SMEs form the backbone of the British economy, making up more than 99 percent of all businesses and employing millions.
Yet many viable companies struggle to secure finance, not because of fundamental weaknesses, but because they lack clear insights into how lenders evaluate their applications.
Research conducted by FXE Technologies as part of a CFIT-led coalition reveals a striking pattern: among 24,000 businesses rejected for loans since 2019, around 65 percent had credit profiles that could have been improved with straightforward adjustments.
Common problems included over-reliance on overdrafts, late payments to suppliers, delayed filings at Companies House, and balance sheets showing negative net assets. Directors often remained unaware that these factors were blocking approval.
When scaled up across the UK’s SME population, these missed opportunities total more than £5 billion in accessible debt financing annually.
To tackle this gap, the CFIT coalition is developing practical digital solutions that mirror the transparent feedback systems long used in consumer credit.
A key prototype is FXE’s Funding Health Checker, an easy-to-use online dashboard.
It pulls together data from credit reference agencies, Companies House records, and alternative sources that lenders typically review.
The tool flags potential red flags and offers tailored recommendations to strengthen a company’s position.

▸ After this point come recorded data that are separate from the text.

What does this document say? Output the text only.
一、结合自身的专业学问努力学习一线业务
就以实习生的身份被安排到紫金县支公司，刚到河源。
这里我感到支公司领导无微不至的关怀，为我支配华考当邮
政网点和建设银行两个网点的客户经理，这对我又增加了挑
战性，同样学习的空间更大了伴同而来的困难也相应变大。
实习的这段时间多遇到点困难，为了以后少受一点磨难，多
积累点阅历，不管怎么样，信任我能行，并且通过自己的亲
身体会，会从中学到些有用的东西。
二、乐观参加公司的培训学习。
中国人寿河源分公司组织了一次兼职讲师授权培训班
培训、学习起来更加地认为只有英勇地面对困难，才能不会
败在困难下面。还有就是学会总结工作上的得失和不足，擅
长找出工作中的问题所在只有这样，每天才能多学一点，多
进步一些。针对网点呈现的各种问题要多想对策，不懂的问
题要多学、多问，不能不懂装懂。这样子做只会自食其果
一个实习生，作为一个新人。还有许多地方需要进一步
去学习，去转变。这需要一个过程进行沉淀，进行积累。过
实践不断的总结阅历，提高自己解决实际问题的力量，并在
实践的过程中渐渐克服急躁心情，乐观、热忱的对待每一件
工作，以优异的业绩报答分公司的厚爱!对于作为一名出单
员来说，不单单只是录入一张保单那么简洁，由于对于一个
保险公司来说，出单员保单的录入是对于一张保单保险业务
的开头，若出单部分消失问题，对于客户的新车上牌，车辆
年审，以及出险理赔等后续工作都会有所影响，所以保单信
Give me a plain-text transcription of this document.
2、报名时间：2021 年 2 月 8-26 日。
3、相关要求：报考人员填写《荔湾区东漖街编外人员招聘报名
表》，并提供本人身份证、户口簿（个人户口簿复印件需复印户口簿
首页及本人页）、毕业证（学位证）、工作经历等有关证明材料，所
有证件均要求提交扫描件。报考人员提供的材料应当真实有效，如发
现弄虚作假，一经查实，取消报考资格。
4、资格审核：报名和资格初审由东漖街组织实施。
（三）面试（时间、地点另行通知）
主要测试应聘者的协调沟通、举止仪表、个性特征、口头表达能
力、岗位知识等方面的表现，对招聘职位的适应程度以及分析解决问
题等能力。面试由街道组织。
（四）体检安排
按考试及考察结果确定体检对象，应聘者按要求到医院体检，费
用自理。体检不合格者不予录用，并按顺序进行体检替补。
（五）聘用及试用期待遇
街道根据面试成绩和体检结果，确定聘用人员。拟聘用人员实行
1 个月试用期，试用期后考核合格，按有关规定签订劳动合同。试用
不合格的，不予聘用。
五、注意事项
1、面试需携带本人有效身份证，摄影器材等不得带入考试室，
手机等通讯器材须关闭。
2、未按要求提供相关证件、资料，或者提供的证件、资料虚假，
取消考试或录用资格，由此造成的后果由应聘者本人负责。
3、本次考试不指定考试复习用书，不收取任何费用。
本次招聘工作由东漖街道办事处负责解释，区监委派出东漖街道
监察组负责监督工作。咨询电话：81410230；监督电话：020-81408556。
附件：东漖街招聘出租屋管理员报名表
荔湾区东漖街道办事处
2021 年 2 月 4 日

In recent pilot testing, the results were notable. 80 percent of participating SMEs reported a much clearer understanding of their “fundability,” 85 percent intended to follow the suggested improvements, and 90 percent said they would recommend the dashboard to others.
The coalition, backed by major players including Mastercard, Lloyds Banking Group, and HSBC UK, launched earlier this year to address reluctance among business owners who fear rejection.
By giving SMEs a consumer-style view of their financial health before they apply, the technology aims to build confidence and reduce the high rate of declined applications.
This work aligns with a government review of the Mandatory Bank Referrals scheme, which currently sees 94 percent of referred firms turned down a second time.
Such repeated rejections have left nearly half of UK business owners as “permanent non-borrowers,” stifling growth and innovation.
Industry professionals involved in the project emphasize the broader economic benefits.
The approach empowers SMEs to take proactive steps, much like how credit tools have transformed personal lending and mortgage access.
Supporters argue that embedding these financial health dashboards into everyday lending journeys—both before and during applications—could halve unnecessary declines and support thousands of firms in economically challenged regions.
As the UK government pushes its Plan for Small and Medium Sized Businesses, CFIT’s findings offer a timely, actionable roadmap. By combining education, data transparency, and targeted guidance, these tools could unlock significant new credit flows, helping SMEs start, scale, and thrive while driving wider economic productivity.